Week 4 – So Who Are You?
March 30, 2023
Hi everyone and welcome back to my blog!
In the past week, I have finished creating my parental consent forms for minors and have begun my interviews! As I continue to talk to more South Asian youth, I have continued to enhance my interview questions to ensure that each one is narrow or broad enough to help me learn about my interviewees’ lives. With these changes, even if it’s only part of my interviewees’ identity I hope to receive an answer to this question: Who are you?
The Interview Process
First, I ensure that my interviewer, and their parents if they are minors, have given consent to my study, I set up the Zoom meeting. After receiving verbal consent from my participants to participate in the interview (verbal consent allows my interviewees to remain completely anonymous in my data collection and analysis), I allow Otter.ai, a transcribing service, to join the meeting, ensuring that it is recording and transcribing so I can review what was discussed after.

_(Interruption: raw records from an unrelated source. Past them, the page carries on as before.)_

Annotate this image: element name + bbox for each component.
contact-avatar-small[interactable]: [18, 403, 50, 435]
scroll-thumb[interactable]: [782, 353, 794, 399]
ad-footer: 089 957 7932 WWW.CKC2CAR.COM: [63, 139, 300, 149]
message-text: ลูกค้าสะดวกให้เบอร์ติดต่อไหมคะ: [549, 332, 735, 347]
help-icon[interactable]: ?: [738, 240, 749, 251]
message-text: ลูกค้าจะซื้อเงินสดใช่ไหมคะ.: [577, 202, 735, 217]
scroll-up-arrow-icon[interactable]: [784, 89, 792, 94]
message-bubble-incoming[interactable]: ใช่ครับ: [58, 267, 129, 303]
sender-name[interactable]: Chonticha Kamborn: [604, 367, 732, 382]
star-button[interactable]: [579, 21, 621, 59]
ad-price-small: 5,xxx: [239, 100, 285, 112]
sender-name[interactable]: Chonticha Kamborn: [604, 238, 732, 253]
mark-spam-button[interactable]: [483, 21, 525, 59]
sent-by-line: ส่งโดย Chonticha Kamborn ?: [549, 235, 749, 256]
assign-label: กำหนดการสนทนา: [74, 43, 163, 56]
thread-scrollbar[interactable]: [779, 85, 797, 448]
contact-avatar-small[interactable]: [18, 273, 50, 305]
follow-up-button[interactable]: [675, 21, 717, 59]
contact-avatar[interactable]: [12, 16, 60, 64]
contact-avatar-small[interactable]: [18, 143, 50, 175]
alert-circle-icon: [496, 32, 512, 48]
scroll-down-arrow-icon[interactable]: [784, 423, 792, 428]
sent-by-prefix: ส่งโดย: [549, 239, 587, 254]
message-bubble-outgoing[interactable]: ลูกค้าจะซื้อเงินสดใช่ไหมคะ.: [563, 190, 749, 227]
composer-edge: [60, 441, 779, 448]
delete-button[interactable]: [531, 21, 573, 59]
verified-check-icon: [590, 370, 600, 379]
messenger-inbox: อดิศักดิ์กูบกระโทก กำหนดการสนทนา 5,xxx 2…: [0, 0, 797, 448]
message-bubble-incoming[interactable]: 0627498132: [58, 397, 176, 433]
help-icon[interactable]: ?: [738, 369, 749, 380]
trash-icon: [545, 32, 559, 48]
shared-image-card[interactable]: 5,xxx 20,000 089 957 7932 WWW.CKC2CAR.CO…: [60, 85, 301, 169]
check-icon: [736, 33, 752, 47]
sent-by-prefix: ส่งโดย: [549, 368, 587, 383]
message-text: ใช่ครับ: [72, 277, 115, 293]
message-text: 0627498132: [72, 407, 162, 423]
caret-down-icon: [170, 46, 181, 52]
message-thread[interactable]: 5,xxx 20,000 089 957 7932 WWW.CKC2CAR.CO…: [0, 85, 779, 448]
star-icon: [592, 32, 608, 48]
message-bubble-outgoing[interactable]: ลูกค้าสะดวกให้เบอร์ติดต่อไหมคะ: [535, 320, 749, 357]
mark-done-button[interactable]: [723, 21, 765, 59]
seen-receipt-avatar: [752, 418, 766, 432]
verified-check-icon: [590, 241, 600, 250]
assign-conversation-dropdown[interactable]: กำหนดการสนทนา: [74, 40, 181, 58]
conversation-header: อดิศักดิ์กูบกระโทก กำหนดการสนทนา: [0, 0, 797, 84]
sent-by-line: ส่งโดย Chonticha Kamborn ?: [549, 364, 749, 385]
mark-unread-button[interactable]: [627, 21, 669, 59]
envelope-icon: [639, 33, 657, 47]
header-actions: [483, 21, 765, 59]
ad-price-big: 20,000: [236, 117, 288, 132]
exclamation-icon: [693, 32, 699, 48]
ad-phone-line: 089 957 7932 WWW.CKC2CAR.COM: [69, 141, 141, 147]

During the interview, although I have a set of questions that I still continue to enhance between meetings, I try to ask more probing questions when I feel like there is more that my interviewee has to say about a certain event or topic. So far, this has led to a conversation about South Asian history and events that I would have never expected to have in different circumstances!
Although Otter.ai does a fairly good job of transcribing the interview, there are still many things that it tends to miss or make mistakes on, like Indian names or regions. This is especially apparent when the audio quality from Zoom isn’t the best, so after each interview, I read through the transcription to make sure that all of the content is accurate. Overall, this app has been really helpful with separating dialogue as well, allowing me to make rudimentary connections on the app’s notes section as I wait for my next interviews.
I will be holding off on writing about my thoughts on the interviews until I have had the opportunity to complete more of them. However, I can admit that learning about pieces of people’s lives, from little stories about their friends to their thoughts on the way Indian history is taught in schools, has helped me expand my perspective in ways that I hadn’t initially expected.